When considering claims for wrongful dismissal, tribunals have to identify the terms of the contract that have allegedly been breached by one of the parties. In St Mungo’s Community Housing Association v Finnerty, the Employment Appeal Tribunal (EAT) held that if a tribunal concludes that there has been a breach of the implied term of trust and confidence, it cannot also hold that there has not been a fundamental breach.

 

Basic facts

Mr Finnerty was a housing manager for St Mungo’s, a charity which works with homeless people. On 2 August 2018, he visited one of the organisation’s housing projects where he was confronted by a resident who was being evicted for threatening to use a knife on a contractor.

The resident verbally attacked Mr Finnerty who feared for his own safety. For reasons that were not entirely clear from the CCTV footage, he ran at the resident and pushed him over and out the door. The resident then attacked Mr Finnerty with two knives. In the incident report for his employer, Mr Finnerty failed to admit that he had punched the resident during the fracas, although he referred to it in his statement to the police.

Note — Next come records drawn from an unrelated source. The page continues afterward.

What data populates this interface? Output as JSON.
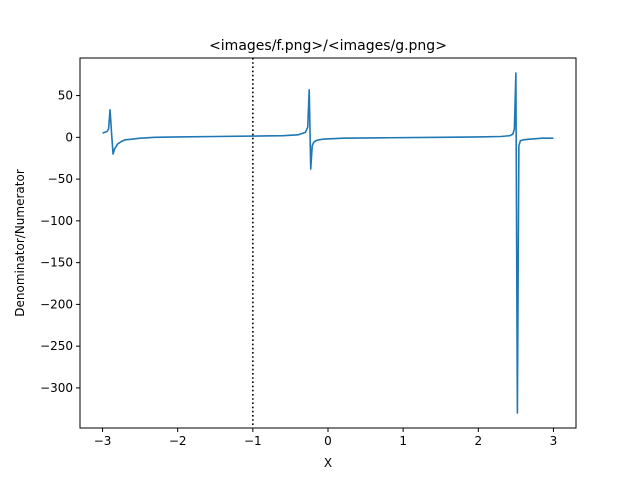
{
  "chart_data": {
    "type": "line",
    "title": "<images/f.png>/<images/g.png>",
    "xlabel": "X",
    "ylabel": "Denominator/Numerator",
    "xlim": [
      -3.3,
      3.3
    ],
    "ylim": [
      -348,
      95
    ],
    "x_ticks": [
      -3,
      -2,
      -1,
      0,
      1,
      2,
      3
    ],
    "x_tick_labels": [
      "−3",
      "−2",
      "−1",
      "0",
      "1",
      "2",
      "3"
    ],
    "y_ticks": [
      50,
      0,
      -50,
      -100,
      -150,
      -200,
      -250,
      -300
    ],
    "y_tick_labels": [
      "50",
      "0",
      "−50",
      "−100",
      "−150",
      "−200",
      "−250",
      "−300"
    ],
    "grid": false,
    "series": [
      {
        "color": "#1f77b4",
        "x": [
          -3.0,
          -2.94,
          -2.92,
          -2.9,
          -2.88,
          -2.86,
          -2.84,
          -2.8,
          -2.75,
          -2.7,
          -2.6,
          -2.5,
          -2.3,
          -2.0,
          -1.5,
          -1.0,
          -0.6,
          -0.4,
          -0.3,
          -0.27,
          -0.25,
          -0.23,
          -0.21,
          -0.19,
          -0.16,
          -0.12,
          -0.05,
          0.2,
          0.8,
          1.5,
          2.0,
          2.3,
          2.42,
          2.46,
          2.48,
          2.5,
          2.52,
          2.54,
          2.56,
          2.6,
          2.7,
          2.85,
          3.0
        ],
        "y": [
          5,
          7,
          10,
          33,
          5,
          -20,
          -14,
          -8,
          -5,
          -3,
          -2,
          -1,
          0,
          0.5,
          1,
          1.5,
          2,
          3,
          6,
          12,
          57,
          -38,
          -10,
          -6,
          -4,
          -3,
          -2,
          -1,
          -0.5,
          0,
          0.5,
          1,
          2,
          4,
          10,
          77,
          -330,
          -10,
          -4,
          -3,
          -2,
          -1,
          -1
        ]
      }
    ],
    "annotations": [
      {
        "type": "vline",
        "x": -1,
        "style": "dotted",
        "color": "#000000"
      }
    ]
  }
}
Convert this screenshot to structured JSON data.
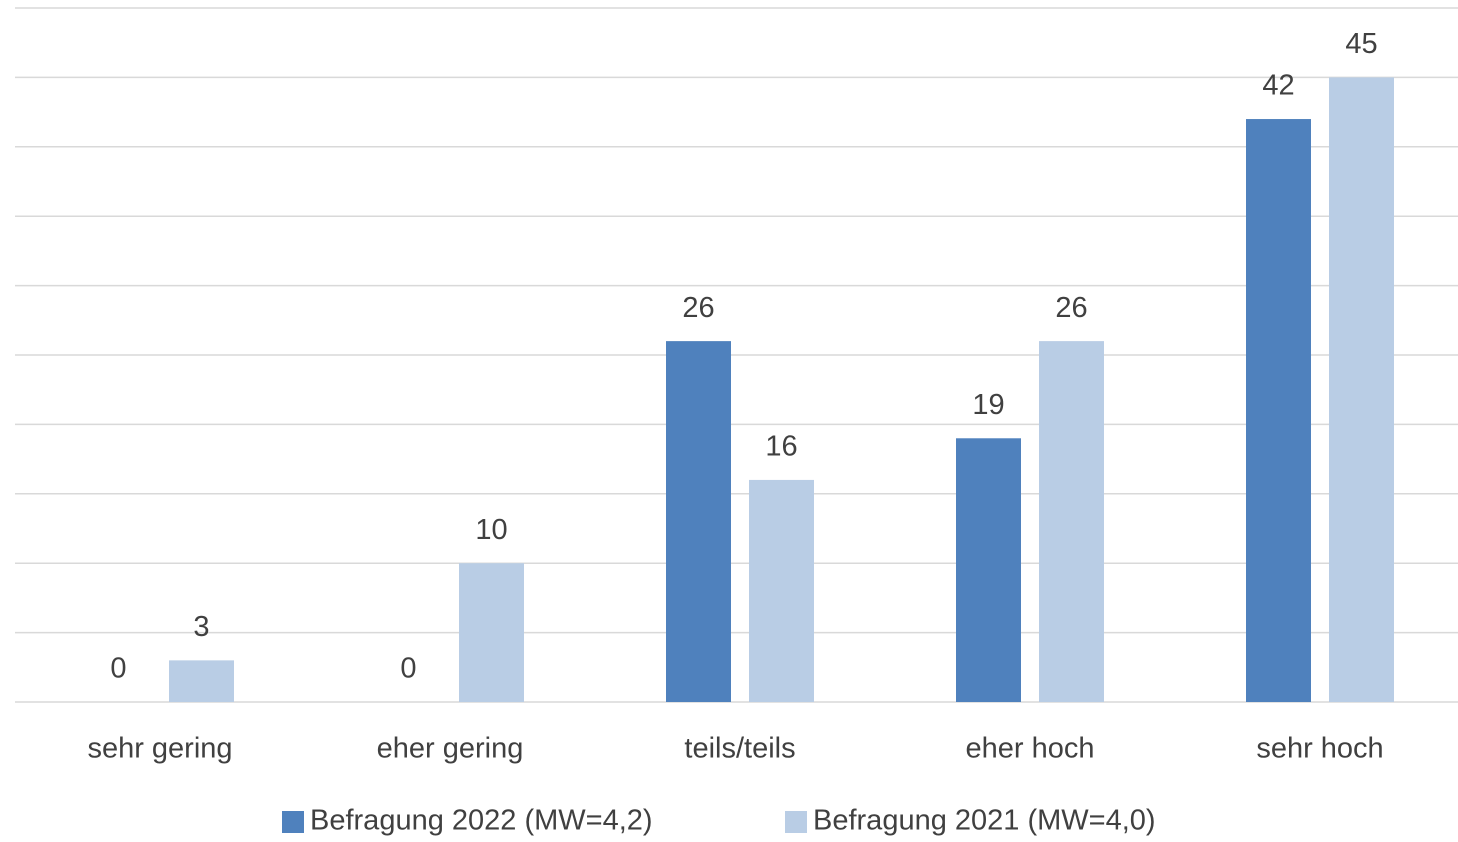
{
  "chart_data": {
    "type": "bar",
    "categories": [
      "sehr gering",
      "eher gering",
      "teils/teils",
      "eher hoch",
      "sehr hoch"
    ],
    "series": [
      {
        "name": "Befragung 2022 (MW=4,2)",
        "color": "#4f81bd",
        "values": [
          0,
          0,
          26,
          19,
          42
        ]
      },
      {
        "name": "Befragung 2021 (MW=4,0)",
        "color": "#b9cde5",
        "values": [
          3,
          10,
          16,
          26,
          45
        ]
      }
    ],
    "ylim": [
      0,
      50
    ],
    "yticks": [
      0,
      5,
      10,
      15,
      20,
      25,
      30,
      35,
      40,
      45,
      50
    ],
    "grid": true,
    "legend": "bottom"
  }
}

Mr Finnerty was then dismissed without notice for initiating an attack on a resident and for not owning up to the fact on the incident report to his employer. He lodged tribunal claims for wrongful dismissal (the failure to pay him notice pay) and unfair dismissal.

 

Tribunal decision

With regard to the unfair dismissal claim, the tribunal found that St Mungo’s had passed the first two limbs of the misconduct test set down in the case of British Home Stores v Burchell. That is, that they reasonably believed that Mr Finnerty was guilty of misconduct and had reasonable grounds on which to base that belief.

However, it did not pass the third limb in terms of conducting a reasonable investigation. In particular, the tribunal found that St Mungo’s should have made more effort to contact a witness and should have taken into account the very significant threats to Mr Finnerty from the resident. With regard to his failure to give a complete record of the incident to his employer, the tribunal held that although this was “not ideal”, it was understandable.

It, therefore, concluded that the decision to dismiss him was unfair as it was not within the band of reasonable responses open to an employer. It also constituted wrongful dismissal because, although Mr Finnerty was in breach of contract, he was not in fundamental breach.

St Mungo’s appealed, arguing (among other things) that the tribunal had misapplied Burchell, by failing to ask whether the beliefs held by the organisation were reasonable and had also substituted its own view as to the fairness of dismissal as a sanction. Nor was it legally open to the tribunal to find that Mr Finnerty was in breach of contract with regard to the implied duty of trust and confidence, but not sufficient to allow St Mungo’s to dismiss him without notice.

 

EAT decision

Allowing the appeal, the EAT held that in judging the fairness of the dismissal, the focus of the tribunal judge should have been on the evidence that the managers had before them and the decisions they came to on that basis. Instead, he had failed to distinguish between his own evaluation of the evidence and theirs, leading him to substitute his view for that of the employer.

With regard to the claim for wrongful dismissal, the EAT agreed with St Mungo’s that tribunals cannot legally come to the conclusion that a breach of the implied term of trust and confidence is not a fundamental breach. If the tribunal had some other contractual term in mind, it was not clear what it was, rendering the decision legally unsafe.